Sampson Simson (born 1780, died 1857) was an American philanthropist most remembered as "the father of Mount Sinai Hospital" and as benefactor, posthumously, to the North American Relief Society for Indigent Jews in Jerusalem, Israel.[1][2]

Biography[edit]

Simson was born in Danbury, Connecticut. He studied under Aaron Burr, attended Columbia University in New York City, and graduated in 1800 with a degree in law, becoming one of the first Jewish lawyers in New York City.[3]

After a few years practice, however, Simson abandoned his law career and retired to his Yonkers farm to devote himself to charitable work. Described as a very pious man with a "New England conscience", a combination of a "public-spirited citizen" and "conformist Jew", Simson received great pleasure from his charitable contributions, be they to a Catholic church, a Protestant church or a synagogue.[2]
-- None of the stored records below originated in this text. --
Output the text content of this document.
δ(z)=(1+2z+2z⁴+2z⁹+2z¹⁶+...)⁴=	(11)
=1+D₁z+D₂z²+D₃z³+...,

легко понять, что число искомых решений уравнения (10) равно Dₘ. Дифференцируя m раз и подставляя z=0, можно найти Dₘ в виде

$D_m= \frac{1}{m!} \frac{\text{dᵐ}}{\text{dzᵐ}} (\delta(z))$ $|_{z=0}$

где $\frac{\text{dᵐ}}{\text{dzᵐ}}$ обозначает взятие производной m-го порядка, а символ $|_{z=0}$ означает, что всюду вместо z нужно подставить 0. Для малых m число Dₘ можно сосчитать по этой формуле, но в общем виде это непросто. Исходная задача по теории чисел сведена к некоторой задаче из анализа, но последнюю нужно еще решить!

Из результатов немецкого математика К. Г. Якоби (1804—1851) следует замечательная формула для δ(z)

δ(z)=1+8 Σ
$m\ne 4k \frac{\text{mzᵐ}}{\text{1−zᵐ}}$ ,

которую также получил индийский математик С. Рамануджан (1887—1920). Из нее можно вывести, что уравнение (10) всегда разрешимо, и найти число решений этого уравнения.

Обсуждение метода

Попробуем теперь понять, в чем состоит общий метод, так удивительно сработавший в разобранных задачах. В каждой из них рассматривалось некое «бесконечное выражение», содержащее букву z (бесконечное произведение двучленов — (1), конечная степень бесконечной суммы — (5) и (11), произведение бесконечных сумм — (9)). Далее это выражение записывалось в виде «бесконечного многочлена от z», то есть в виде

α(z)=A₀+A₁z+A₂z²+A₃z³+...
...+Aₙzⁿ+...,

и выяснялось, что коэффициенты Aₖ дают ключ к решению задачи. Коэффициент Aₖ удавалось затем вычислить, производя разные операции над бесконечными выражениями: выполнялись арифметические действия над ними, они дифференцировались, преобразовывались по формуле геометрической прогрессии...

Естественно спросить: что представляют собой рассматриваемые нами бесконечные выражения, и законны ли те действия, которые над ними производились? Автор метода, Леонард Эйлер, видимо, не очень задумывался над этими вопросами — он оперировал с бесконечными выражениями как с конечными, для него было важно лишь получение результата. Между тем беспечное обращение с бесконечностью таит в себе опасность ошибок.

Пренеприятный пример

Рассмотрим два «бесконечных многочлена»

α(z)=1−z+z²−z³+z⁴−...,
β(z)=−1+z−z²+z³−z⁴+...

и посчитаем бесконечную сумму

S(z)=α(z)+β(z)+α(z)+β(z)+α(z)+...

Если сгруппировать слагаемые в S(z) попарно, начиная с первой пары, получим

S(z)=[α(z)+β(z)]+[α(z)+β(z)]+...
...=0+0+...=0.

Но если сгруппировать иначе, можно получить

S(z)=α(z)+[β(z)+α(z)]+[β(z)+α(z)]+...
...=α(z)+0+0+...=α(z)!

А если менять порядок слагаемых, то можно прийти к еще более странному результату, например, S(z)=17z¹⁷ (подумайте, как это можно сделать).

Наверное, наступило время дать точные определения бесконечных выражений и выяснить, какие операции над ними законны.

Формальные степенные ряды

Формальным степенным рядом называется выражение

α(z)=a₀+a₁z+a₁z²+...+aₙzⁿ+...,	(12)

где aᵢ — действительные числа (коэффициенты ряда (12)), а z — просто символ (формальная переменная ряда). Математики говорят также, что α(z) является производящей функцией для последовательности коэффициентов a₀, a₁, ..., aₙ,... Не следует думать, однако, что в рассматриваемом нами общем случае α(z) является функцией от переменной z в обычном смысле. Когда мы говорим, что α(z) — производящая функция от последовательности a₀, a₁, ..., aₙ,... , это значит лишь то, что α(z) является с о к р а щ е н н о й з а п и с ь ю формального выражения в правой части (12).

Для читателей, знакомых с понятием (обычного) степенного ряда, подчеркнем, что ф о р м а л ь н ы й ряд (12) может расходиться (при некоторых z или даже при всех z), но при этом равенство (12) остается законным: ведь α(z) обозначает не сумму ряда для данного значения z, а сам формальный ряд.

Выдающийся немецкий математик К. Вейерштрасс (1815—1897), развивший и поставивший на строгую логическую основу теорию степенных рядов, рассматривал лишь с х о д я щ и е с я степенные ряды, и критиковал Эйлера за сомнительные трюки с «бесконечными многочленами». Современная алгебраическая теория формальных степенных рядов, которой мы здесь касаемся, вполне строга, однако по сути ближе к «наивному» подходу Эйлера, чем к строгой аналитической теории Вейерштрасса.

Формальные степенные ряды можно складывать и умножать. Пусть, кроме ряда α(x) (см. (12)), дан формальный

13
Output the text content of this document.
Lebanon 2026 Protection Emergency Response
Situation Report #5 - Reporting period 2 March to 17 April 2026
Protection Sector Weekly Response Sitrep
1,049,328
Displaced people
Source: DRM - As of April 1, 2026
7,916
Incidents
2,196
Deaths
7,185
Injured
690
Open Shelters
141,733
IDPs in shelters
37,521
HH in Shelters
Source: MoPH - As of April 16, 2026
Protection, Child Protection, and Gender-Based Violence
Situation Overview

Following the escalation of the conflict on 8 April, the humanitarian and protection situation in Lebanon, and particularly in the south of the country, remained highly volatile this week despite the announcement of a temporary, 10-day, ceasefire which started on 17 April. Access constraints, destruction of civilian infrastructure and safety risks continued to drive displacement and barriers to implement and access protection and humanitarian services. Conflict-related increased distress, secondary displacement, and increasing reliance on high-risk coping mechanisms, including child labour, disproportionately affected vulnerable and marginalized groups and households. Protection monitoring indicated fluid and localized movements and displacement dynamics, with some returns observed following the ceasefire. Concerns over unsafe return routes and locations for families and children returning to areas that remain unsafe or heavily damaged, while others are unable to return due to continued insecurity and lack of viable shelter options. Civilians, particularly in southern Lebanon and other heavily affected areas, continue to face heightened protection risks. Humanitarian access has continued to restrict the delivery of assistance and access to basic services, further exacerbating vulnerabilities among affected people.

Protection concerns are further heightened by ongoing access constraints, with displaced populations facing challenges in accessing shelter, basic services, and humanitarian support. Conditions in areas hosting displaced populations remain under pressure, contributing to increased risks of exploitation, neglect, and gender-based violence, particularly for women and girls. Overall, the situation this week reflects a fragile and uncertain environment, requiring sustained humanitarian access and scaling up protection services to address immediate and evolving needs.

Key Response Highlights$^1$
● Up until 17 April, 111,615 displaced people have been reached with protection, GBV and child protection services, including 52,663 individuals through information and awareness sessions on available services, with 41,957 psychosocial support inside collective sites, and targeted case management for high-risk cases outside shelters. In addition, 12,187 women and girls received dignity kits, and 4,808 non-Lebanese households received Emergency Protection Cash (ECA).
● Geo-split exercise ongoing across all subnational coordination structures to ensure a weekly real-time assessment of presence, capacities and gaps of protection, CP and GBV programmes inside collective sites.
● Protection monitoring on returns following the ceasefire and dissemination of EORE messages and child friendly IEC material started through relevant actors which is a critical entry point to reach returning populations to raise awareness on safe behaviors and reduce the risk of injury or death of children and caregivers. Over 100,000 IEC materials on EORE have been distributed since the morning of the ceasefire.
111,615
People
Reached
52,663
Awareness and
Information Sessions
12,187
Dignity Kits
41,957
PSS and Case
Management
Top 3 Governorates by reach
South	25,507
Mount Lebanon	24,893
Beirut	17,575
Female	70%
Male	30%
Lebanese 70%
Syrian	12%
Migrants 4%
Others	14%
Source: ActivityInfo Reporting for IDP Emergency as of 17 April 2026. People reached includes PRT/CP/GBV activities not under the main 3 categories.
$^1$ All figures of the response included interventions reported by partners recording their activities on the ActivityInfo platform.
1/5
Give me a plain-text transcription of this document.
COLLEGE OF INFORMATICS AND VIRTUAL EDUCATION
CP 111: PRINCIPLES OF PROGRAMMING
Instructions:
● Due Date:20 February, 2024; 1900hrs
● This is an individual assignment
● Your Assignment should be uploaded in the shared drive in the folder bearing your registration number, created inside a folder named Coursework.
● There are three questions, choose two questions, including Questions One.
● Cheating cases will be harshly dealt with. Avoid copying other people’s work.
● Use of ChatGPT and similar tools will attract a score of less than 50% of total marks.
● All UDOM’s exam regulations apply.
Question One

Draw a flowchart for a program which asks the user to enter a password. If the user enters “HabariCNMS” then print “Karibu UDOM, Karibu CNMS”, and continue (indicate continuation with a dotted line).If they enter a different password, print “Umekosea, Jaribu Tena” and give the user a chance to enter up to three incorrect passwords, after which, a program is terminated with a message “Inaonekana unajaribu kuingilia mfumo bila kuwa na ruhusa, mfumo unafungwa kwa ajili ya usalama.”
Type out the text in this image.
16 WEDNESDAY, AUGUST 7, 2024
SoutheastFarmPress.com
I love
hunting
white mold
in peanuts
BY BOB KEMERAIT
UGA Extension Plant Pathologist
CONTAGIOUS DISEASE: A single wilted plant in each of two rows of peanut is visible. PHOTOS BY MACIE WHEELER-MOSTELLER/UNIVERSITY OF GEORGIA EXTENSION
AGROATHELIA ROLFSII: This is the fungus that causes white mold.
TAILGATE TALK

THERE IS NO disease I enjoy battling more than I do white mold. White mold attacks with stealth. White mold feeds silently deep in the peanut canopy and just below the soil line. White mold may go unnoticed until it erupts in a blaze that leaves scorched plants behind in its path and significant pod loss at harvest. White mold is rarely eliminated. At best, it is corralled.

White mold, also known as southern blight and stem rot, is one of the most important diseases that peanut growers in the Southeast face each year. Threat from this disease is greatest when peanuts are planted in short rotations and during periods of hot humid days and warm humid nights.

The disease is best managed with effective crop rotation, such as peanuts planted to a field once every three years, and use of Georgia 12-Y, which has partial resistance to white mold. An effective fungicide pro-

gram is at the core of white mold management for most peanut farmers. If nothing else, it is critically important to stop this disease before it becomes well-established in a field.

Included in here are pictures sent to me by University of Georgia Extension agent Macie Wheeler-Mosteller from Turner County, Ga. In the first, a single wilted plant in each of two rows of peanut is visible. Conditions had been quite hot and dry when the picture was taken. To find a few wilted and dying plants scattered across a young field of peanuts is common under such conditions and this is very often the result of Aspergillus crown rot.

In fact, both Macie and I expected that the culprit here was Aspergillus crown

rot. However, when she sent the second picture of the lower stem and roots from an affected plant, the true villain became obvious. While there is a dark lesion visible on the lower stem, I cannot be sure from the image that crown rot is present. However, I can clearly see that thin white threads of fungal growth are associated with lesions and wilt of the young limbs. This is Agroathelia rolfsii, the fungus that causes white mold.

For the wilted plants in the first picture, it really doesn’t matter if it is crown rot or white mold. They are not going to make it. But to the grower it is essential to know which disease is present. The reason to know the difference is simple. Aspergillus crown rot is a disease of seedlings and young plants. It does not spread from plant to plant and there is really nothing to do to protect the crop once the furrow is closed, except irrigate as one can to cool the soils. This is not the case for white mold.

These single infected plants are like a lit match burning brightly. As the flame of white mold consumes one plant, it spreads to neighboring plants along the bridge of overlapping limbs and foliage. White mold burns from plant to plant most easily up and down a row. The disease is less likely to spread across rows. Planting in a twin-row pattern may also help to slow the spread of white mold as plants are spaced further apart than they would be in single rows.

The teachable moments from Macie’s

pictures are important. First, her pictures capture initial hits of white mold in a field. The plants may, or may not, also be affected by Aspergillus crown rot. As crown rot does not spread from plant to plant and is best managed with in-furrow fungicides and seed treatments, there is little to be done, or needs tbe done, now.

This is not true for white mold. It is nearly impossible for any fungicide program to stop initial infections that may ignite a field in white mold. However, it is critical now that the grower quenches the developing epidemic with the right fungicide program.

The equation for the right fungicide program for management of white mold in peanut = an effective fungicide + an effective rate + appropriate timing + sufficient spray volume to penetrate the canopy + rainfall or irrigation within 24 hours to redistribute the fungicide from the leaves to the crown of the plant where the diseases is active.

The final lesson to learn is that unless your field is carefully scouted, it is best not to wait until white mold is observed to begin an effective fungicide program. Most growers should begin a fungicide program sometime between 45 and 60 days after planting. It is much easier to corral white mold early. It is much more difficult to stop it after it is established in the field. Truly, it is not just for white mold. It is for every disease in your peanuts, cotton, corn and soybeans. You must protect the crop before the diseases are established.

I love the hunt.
From 1825 until 1832, Simson served as Grand Commander of the Scottish Rite of Freemasonry (Northern Jurisdiction).[4]

In 1852, Simson, along with eight other men representing various Hebrew charitable organizations, came together to establish the "Jew's Hospital", the institution that eventually (in 1866) became Mount Sinai Hospital. Its location, West 28th Street between 7th and 8th Avenues in New York City, was on land donated by Simson; he served the first President of its Board of Directors and personally assumed many of the young hospital's financial burdens.[5] "The Jew's Hospital" opened two years before his death.

That same year, Simson joined Samuel Myer Isaacs and Adolphus Simeon Solomons to help found the Beth Hamedrash Hagodol.[3]

Legacy[edit]

Simson's estate bequeathed large sums of money to Jewish and general institutions, including $50,000 that, after the death of a nephew, should be paid "to any responsible corporation in this city whose permanent fund is established by its charter for the purpose of ameliorating the condition of the Jews in Jerusalem, Palestine." In 1888, the New York State Supreme Court decided that the sum, plus thirty years' interest, was to be paid to the North American Relief Society for Indigent Jews in Jerusalem.[6]

Mount Sinai Hospital was recently ranked as one of the best hospitals in the United States by U.S. News & World Report.[7]